Soy un extraño bucle

Soy un extraño bucle

Yo soy un extraño bucle. Tusquets, Barcelona, 2008.

El libro de Douglas R. Hofstadter promete más de lo que da, pero a cambio da lo que no promete. Se presenta como la obra definitiva del autor de Gödel, Escher, Bach, pero no deja de ser un epílogo ameno de aquella increíble caja de juegos y de sorpresas que sacaba punta a las paradojas de toda la vida filosófica, con la maquinilla de hacer punta de los teoremas de Gödel, los descubrimientos de las neurociencias, los modelos algorítmicos de las máquinas de Turing, la revolución de la lógica simbólica, la semántica de Tarski, las definiciones recursivas… todo ello adornado con los perturbadores iconos de Escher y ambientado con las maravillosas fugas de Bach: series armónicas infinitas, sin repetición, representaciones que contienen su propio patrón reproductivo y diversificador...

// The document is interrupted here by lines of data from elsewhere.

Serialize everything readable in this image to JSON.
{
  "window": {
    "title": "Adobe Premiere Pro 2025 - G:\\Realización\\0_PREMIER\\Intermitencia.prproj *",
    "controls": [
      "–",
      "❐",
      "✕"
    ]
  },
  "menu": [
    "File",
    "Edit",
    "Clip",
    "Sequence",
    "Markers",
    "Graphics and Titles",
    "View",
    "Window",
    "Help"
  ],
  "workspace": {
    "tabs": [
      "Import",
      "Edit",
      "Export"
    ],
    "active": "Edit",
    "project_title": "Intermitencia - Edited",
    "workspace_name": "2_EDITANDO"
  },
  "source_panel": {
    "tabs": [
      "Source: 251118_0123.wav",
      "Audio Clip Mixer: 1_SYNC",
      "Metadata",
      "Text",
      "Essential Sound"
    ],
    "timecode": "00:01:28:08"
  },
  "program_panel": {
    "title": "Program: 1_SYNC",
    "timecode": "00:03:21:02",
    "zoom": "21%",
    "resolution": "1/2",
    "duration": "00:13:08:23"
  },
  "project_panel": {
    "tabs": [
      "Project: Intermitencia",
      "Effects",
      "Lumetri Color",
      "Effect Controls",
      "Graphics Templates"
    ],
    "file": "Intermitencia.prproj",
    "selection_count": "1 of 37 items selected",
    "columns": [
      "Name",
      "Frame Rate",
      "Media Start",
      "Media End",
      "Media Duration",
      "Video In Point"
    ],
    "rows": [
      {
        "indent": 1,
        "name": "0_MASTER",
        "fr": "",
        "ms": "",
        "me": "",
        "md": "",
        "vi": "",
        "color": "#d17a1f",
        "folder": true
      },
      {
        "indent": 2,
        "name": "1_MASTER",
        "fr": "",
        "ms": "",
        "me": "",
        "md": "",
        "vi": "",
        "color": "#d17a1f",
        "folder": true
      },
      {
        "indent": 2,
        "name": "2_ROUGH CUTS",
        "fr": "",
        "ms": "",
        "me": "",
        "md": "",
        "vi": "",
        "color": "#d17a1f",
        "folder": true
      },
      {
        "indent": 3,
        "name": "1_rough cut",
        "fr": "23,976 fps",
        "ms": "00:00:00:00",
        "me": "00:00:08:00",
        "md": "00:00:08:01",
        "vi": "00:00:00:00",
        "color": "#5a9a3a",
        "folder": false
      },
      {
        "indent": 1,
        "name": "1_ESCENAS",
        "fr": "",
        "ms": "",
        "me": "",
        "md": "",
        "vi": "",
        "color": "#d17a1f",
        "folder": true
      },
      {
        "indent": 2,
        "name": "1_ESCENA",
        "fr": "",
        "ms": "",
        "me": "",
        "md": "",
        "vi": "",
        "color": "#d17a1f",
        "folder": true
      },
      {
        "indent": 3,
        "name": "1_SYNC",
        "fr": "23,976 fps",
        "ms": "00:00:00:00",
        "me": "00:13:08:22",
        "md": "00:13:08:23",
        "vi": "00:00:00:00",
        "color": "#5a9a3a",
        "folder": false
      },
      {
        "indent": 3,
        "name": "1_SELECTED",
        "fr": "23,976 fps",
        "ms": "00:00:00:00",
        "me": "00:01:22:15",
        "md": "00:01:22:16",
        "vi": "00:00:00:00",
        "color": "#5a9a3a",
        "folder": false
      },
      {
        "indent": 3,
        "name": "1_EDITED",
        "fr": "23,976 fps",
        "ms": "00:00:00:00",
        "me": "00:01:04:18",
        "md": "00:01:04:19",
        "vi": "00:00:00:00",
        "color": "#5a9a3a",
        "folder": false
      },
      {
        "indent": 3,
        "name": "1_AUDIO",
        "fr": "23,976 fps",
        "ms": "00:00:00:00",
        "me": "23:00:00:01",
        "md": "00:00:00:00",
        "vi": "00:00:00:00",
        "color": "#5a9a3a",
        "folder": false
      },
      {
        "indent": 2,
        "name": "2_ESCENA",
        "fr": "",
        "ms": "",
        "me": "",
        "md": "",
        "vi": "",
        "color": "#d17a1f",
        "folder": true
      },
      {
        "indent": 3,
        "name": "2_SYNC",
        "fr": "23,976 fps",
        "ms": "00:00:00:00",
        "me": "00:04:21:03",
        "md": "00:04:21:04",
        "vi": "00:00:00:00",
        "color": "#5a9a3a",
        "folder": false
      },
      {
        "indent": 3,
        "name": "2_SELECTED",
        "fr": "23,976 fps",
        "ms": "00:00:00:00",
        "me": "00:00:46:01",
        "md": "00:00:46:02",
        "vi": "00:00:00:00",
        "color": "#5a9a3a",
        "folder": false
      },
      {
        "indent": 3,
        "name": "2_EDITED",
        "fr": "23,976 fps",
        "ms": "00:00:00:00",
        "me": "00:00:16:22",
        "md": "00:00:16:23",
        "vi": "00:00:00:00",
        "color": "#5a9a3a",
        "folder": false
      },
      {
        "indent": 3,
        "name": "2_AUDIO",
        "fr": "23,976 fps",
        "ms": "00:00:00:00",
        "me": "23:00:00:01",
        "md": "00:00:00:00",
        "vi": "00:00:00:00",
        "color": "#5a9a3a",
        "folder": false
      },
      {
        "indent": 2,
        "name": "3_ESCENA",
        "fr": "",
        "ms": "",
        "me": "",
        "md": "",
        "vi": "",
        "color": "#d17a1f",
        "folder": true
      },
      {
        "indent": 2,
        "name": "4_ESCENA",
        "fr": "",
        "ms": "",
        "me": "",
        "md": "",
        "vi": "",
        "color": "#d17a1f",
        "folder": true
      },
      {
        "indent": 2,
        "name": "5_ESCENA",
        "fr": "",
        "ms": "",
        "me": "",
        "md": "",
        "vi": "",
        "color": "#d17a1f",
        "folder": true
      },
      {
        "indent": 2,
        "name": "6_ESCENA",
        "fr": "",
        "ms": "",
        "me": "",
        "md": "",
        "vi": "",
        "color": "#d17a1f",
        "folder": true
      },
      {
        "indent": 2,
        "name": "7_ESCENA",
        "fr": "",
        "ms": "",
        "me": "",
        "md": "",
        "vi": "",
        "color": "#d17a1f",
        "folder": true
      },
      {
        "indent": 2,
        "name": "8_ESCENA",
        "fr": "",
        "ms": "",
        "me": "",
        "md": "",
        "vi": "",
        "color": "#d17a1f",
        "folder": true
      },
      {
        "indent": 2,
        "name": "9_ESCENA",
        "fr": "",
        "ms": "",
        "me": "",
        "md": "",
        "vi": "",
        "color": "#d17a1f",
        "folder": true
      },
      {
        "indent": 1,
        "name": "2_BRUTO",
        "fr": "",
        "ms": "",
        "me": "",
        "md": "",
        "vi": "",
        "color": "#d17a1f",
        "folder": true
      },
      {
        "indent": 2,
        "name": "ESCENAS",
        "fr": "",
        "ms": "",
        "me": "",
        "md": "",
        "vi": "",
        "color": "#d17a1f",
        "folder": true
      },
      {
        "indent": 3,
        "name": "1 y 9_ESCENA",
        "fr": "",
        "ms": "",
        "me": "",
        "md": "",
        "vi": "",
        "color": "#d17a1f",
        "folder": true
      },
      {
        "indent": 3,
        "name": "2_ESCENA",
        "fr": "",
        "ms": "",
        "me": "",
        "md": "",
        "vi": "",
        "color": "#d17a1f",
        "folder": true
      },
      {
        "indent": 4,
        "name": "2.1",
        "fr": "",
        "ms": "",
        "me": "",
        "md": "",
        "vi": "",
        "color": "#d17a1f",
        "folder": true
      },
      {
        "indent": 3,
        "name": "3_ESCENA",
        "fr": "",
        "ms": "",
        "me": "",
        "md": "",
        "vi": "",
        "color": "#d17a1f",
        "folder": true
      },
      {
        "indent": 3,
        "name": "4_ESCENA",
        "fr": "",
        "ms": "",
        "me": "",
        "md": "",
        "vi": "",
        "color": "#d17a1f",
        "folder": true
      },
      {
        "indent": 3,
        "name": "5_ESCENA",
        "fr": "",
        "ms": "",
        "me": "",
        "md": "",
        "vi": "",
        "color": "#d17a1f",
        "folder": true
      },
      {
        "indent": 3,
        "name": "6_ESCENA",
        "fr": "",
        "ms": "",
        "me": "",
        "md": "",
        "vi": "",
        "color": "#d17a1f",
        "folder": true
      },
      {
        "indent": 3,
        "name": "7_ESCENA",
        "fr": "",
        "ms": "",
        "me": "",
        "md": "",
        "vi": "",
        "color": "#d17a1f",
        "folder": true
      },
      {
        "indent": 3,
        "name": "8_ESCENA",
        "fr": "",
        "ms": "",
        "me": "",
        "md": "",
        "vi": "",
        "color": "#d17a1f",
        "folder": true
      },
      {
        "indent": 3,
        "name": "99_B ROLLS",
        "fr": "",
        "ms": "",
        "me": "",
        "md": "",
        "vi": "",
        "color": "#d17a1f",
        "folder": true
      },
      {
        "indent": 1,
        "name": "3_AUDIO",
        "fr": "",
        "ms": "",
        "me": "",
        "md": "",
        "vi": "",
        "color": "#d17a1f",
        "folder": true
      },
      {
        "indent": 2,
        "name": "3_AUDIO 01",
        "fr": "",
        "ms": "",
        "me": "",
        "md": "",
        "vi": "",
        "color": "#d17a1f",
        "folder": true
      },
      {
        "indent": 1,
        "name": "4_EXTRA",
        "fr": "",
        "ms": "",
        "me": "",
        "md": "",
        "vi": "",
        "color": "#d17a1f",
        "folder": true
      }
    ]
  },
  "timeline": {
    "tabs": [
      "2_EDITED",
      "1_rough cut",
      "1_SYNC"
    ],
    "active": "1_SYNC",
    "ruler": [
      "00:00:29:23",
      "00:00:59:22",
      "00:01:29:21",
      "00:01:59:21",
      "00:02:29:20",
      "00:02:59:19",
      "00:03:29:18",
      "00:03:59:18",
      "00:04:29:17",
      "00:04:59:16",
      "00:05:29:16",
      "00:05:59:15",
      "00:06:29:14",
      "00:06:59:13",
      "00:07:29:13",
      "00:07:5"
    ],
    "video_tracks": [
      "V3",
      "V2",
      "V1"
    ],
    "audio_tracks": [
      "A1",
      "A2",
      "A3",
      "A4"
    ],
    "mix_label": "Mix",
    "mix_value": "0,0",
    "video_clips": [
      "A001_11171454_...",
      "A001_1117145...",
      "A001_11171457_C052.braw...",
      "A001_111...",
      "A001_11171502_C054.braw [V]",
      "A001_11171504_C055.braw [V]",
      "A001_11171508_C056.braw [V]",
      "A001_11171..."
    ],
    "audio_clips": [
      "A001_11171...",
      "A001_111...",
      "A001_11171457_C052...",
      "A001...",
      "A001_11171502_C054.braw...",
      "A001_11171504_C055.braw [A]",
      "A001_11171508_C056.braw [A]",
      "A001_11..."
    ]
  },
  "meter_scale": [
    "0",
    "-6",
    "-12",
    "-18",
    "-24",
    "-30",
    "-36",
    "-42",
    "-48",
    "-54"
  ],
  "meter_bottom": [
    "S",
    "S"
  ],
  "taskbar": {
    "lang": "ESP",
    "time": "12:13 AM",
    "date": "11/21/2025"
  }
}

El segundo libro ya fue anunciado en algunos epígrafes del primero, donde se apuntaba a una explicación “no espiritualista” de la conciencia, a la conciencia como “propiedad” de un sistema, el formado por las interacciones neurales del cerebro, por sus enmarañadas recursividades. El yo ya aparecía allí como un símbolo complejo o un subsistema separado, una constelación de símbolos. El subsistema-yo ha de contar con símbolos de símbolos, y símbolos de las acciones que cumplen los símbolos. Funciona como monitor de la actividad cerebral. El autor define los símbolos como entes neurológicos asociados a conceptos, patrones de activación cerebral.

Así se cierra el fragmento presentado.